Questo secondo caso offre diversi spunti di riflessione. Innanzitutto, è interessante notare le specifiche delle classi 9, 35 e 41 dei marchi della classificazione di Nizza e in particolare la cura con cui le stesse sono state elaborate, in modo tale da tradurre con chiarezza e precisione la realtà virtuale in termini effettivamente spendibili in tale sede. Contrariamente, tale natura virtuale dei beni e servizi non pare essere stata pienamente incorporata nelle specifiche della classe 25, classe centrale considerando il settore di interesse. Due domande sorgono quindi spontanee: perché non adottare la stessa logica anche nella classe 25, sulla quale, tra l’altro, sembrano essere costruiti anche i nuovi depositi del marchio generale sopra menzionati (v. caso 1), ove le specifiche definiscono chiaramente la natura virtuale dei beni? E, in secondo luogo, perché non rivendicare altresì la classe 38, notoriamente dedicata alle piattaforme e, più in generale, ai servizi che permettono ad almeno una persona di comunicare con un’altra, nonché i servizi di diffusione e di trasmissione di dati? La declaratoria relativa alla piattaforma, le cui peculiarità si intrecciano con le diverse declinazioni delle caratteristiche e impieghi del software, si rivela sufficiente, senza dubbio, ma è comunque interessante richiamare l’attenzione su queste nuove strategie di deposito. Ciò, non tanto per seguire l’esasperante esigenza di categorizzare i marchi con riferimento a ogni aspetto del fenomeno del metaverso, ma piuttosto per porsi a riparo dalla mancanza di chiarezza che lo accompagna in questa fase embrionale, anche in vista di probabili futuri casi di contraffazione.

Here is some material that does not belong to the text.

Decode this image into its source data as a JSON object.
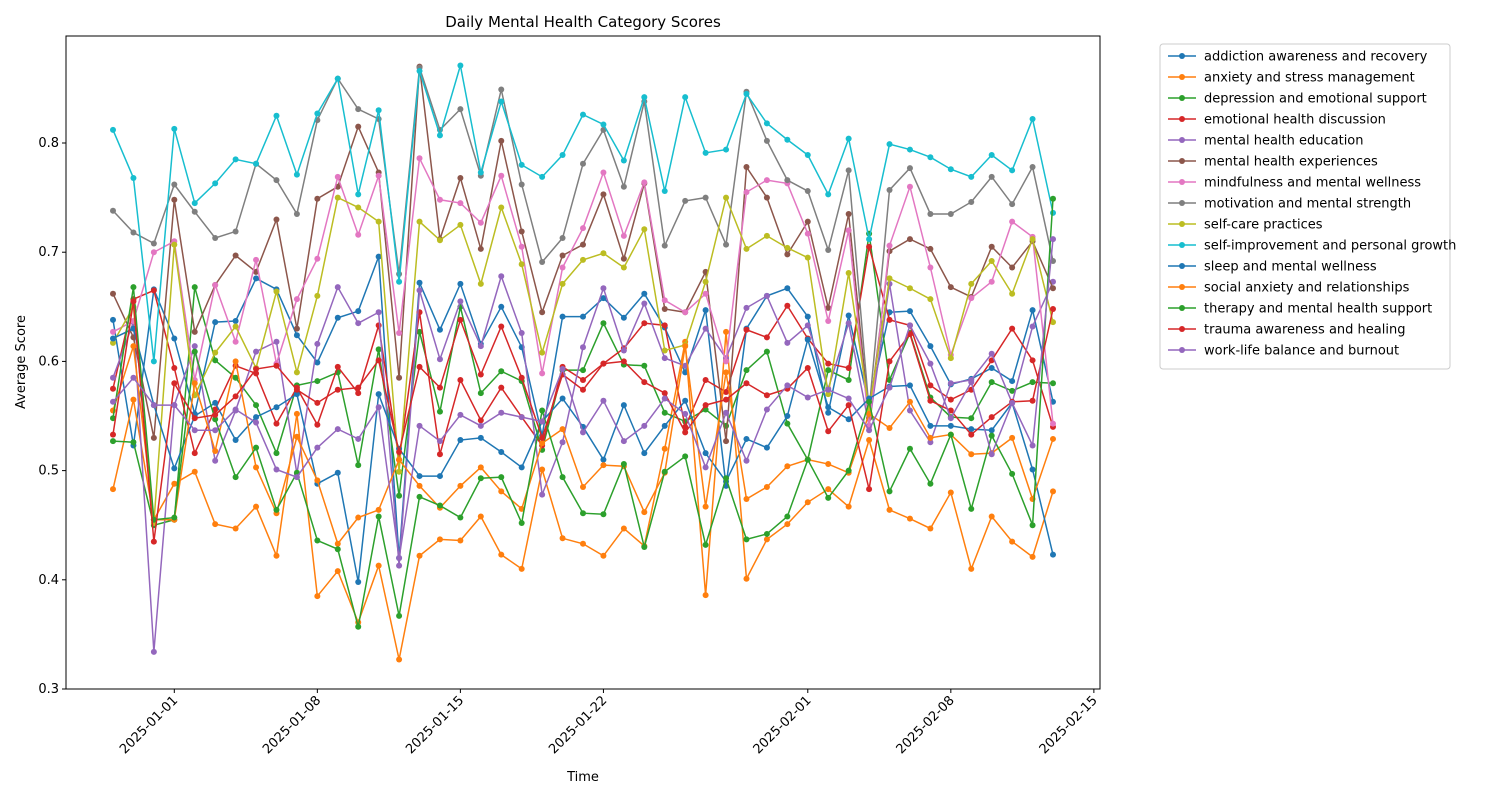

Ad ogni modo, soffermandoci ulteriormente sulle “meta-declaratorie”, proseguiamo citando un terzo caso concernente i nuovi (ri)depositi dei marchi notoriamente conosciuti di titolarità di una diversa multinazionale nota a livello globale per i propri fast-food, effettuati lo scorso febbraio. La diversità che li caratterizza è sottile ma è in grado di rivelare una crescente sensibilità verso questo fenomeno e soprattutto una crescente capacità di recepirlo e tradurlo sotto forma di specifiche prodotti/servizi (caso 3). Di seguito, alcune delle specifiche impiegate, che riteniamo rilevanti.

  • Classe 9: prodotti alimentari e bevande virtuali. file multimediali scaricabili contenenti grafica, testo, file audio e video e token non fungibili.
  • Classe 35: servizi di vendita al dettaglio on-line di prodotti virtuali.
  • Classe 43: gestione di un ristorante virtuale con prodotti reali e virtuali, gestione di un ristorante virtuale online con consegna a domicilio.

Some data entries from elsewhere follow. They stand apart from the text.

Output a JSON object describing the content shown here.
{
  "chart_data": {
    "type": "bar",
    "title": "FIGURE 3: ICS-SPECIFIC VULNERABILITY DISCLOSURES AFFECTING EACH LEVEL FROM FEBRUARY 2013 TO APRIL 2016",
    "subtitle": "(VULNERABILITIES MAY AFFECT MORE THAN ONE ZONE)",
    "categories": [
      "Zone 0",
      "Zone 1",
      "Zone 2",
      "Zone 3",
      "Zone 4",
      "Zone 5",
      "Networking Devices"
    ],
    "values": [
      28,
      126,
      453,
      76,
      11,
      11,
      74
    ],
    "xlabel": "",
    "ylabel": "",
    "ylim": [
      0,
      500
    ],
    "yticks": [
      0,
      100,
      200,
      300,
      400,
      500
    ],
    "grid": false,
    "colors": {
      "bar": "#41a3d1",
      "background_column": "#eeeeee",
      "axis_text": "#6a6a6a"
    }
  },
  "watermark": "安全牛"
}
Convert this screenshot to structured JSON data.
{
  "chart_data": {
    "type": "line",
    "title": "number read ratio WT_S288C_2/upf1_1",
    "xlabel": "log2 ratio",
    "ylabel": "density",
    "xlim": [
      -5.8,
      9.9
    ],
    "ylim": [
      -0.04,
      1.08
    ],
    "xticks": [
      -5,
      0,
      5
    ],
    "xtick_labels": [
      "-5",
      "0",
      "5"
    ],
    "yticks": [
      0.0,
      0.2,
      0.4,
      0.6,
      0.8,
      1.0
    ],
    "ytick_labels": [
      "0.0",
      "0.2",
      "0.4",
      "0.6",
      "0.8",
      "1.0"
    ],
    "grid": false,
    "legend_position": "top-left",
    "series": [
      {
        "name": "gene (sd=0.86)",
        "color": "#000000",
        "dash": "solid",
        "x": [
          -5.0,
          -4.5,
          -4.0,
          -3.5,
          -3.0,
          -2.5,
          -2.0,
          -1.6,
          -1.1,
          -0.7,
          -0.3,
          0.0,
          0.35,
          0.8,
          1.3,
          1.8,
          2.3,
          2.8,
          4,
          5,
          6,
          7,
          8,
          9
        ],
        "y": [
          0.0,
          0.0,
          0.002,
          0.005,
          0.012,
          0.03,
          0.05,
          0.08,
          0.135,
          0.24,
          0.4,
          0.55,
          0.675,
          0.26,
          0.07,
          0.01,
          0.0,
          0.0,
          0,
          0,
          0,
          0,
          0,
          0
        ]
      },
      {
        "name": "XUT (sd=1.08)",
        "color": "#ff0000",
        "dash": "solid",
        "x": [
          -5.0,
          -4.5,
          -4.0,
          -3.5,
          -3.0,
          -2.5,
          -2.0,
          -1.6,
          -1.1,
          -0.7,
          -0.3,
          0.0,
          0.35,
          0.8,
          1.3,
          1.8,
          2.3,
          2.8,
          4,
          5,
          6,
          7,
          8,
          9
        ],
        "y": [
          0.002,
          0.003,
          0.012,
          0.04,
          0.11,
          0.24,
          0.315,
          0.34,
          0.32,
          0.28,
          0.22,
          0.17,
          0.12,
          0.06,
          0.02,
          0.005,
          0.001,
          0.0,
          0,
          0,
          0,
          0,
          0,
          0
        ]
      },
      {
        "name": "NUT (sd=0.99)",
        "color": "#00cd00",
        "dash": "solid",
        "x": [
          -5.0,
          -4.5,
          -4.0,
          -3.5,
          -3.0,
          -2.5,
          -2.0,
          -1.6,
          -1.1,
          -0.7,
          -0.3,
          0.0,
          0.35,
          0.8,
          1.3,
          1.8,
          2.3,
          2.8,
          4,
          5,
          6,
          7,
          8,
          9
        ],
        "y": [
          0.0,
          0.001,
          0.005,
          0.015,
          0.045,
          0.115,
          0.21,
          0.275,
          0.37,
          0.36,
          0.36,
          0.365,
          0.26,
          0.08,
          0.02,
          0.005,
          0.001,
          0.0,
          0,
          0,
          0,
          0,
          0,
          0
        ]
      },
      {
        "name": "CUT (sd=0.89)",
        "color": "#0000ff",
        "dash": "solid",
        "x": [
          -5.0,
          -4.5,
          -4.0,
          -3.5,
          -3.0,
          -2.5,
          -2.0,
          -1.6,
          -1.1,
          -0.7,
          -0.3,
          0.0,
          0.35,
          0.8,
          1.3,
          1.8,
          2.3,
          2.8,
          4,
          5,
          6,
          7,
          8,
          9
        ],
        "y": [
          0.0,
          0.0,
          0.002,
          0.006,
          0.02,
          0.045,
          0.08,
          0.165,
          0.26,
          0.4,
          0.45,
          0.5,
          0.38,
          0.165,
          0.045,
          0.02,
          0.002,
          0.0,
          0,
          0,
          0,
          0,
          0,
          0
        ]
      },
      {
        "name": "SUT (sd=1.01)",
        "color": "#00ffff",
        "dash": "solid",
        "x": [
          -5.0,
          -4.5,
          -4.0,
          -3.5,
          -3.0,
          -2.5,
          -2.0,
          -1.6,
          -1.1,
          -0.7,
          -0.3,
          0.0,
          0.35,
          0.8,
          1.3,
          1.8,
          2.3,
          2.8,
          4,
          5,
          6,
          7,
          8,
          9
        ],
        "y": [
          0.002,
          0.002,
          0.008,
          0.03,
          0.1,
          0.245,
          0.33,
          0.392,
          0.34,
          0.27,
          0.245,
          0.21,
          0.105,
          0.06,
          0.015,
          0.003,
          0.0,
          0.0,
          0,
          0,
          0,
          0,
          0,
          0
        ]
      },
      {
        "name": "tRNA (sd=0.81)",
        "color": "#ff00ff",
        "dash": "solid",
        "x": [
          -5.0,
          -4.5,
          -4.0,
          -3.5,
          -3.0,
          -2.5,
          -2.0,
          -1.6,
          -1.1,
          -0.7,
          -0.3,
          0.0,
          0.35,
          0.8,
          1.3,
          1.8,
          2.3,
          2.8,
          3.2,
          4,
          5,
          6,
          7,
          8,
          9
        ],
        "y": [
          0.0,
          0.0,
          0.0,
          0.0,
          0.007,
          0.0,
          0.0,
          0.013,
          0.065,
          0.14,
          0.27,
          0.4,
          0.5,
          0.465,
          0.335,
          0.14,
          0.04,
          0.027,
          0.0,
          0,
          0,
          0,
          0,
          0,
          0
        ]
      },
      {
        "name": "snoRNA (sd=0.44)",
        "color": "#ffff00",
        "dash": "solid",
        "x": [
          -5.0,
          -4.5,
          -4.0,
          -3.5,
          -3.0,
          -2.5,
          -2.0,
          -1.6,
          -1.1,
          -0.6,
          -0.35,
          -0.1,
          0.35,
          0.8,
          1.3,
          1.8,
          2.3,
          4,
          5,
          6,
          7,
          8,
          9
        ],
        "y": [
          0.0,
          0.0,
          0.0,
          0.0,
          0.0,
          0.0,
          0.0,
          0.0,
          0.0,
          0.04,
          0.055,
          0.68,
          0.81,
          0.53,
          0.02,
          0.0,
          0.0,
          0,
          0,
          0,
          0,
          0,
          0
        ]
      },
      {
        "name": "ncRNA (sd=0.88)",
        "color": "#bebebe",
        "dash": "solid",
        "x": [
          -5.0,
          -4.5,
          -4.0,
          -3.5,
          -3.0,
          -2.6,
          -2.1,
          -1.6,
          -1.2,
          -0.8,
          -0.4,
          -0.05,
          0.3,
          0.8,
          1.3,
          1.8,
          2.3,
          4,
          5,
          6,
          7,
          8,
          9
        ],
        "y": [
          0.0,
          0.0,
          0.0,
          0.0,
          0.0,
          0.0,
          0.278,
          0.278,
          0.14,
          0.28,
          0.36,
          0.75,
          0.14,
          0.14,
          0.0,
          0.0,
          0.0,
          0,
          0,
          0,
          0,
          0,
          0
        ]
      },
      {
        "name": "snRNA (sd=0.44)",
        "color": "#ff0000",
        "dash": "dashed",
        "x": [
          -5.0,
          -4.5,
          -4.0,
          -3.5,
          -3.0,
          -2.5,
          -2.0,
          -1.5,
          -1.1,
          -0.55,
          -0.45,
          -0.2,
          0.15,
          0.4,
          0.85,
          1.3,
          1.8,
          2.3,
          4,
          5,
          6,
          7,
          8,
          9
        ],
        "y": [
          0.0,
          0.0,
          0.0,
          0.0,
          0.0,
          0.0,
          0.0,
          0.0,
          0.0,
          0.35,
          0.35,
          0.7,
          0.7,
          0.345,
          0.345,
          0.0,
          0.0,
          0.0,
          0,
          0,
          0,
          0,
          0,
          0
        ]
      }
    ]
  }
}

Tralasciando la classe 35 (contenente, tra gli altri, i marketplace), ove la specifica si presenta ancora in uno stadio che definiremmo intermedio, le classi 9 e 43, a nostro avviso, cristallizzano un’importante ulteriore cambio di direzione. Di fatto, in questi depositi non viene tradotta e adattata soltanto la natura virtuale del bene in sé considerato, ma anche il circoscritto spazio virtuale in cui i beni virtuali verranno offerti agli avatar. Ancora, non si tratta della costruzione ex-novo di una serie di specifiche idonee a individuare con chiarezza e precisione i confini della piattaforma o i singoli beni e servizi, bensì della traduzione degli store virtuali, che fino ad ora non erano stati del tutto presi in considerazione e tradotti in maniera puntuale. Come detto, si tratta di una differenza minima e forse frutto di un ragionamento che ora appare ovvio, ma la realtà è che è stato necessario attendere diversi mesi e intraprendere diversi tentativi di nuovi depositi per acquistare consapevolezza di ogni singolo elemento coinvolto. La classe 43 è sicuramente emblematica perché riporta la specifica “gestione di un ristorante virtuale con prodotti reali e virtuali […]” e non, ad esempio, “servizi di ristorazione, ovvero fornitura on-line di prodotti alimentari e bevande virtuali”, che sarebbe stata in linea con i primissimi depositi citati (caso 1).

La conclusione, forse, è che ci si adatta meglio a ciò che si riesce a comprendere e che la scelta delle classi come anche delle specifiche ivi inserite è cruciale ai fini della tutela del marchio, indipendentemente dalla realtà, fisica o virtuale, in cui lo stesso verrà utilizzato. Secondo alcuni, l’approccio che assume i nuovi depositi come assolutamente necessari potrebbe risultare eccessivamente prudente, specie se si limita il ragionamento ai soli marchi notoriamente conosciuti, rispetto ai quali vige la c.d. tutela rafforzata e non trova applicazione il principio di specialità. La tutela di questo gruppo di marchi è certamente agevolata e potrebbe esserlo anche in assenza di depositi a tutela dei beni e servizi virtuali, probabilmente. Tuttavia, non sarebbe realistico oltre che utile analizzare il tutto nell’ottica di questo unico gruppo di privative, senza considerare quindi anche i marchi che non godono di rinomanza, rispetto ai quali, invece, il principio di specialità della tutela trova applicazione. Ad ogni modo, per il momento, ai fini di una maggiore chiarezza, è necessario attendere le decisioni concernenti i primi casi di contraffazione di marchi rilevati nel metaverso, con cui si farà luce sull’effettiva esigenza di provvedere, o meno, ai nuovi depositi a tutela di beni/servizi virtuali offerti/erogati in luoghi virtuali. Inoltre, ancor prima è necessario attendere e scoprire l’orientamento che verrà adottato a riguardo dagli uffici marchi (USPTO ed EUIPO, in primis). Infine, chissà che pian piano tutto questo non porti altresì ad una revisione della Classificazione di Nizza, tale da ricomprendere anche le nuove e rivoluzionarie meta-specifiche. Senz’altro sarà necessario rivedere e integrare la protezione esistente adottando nuove classi.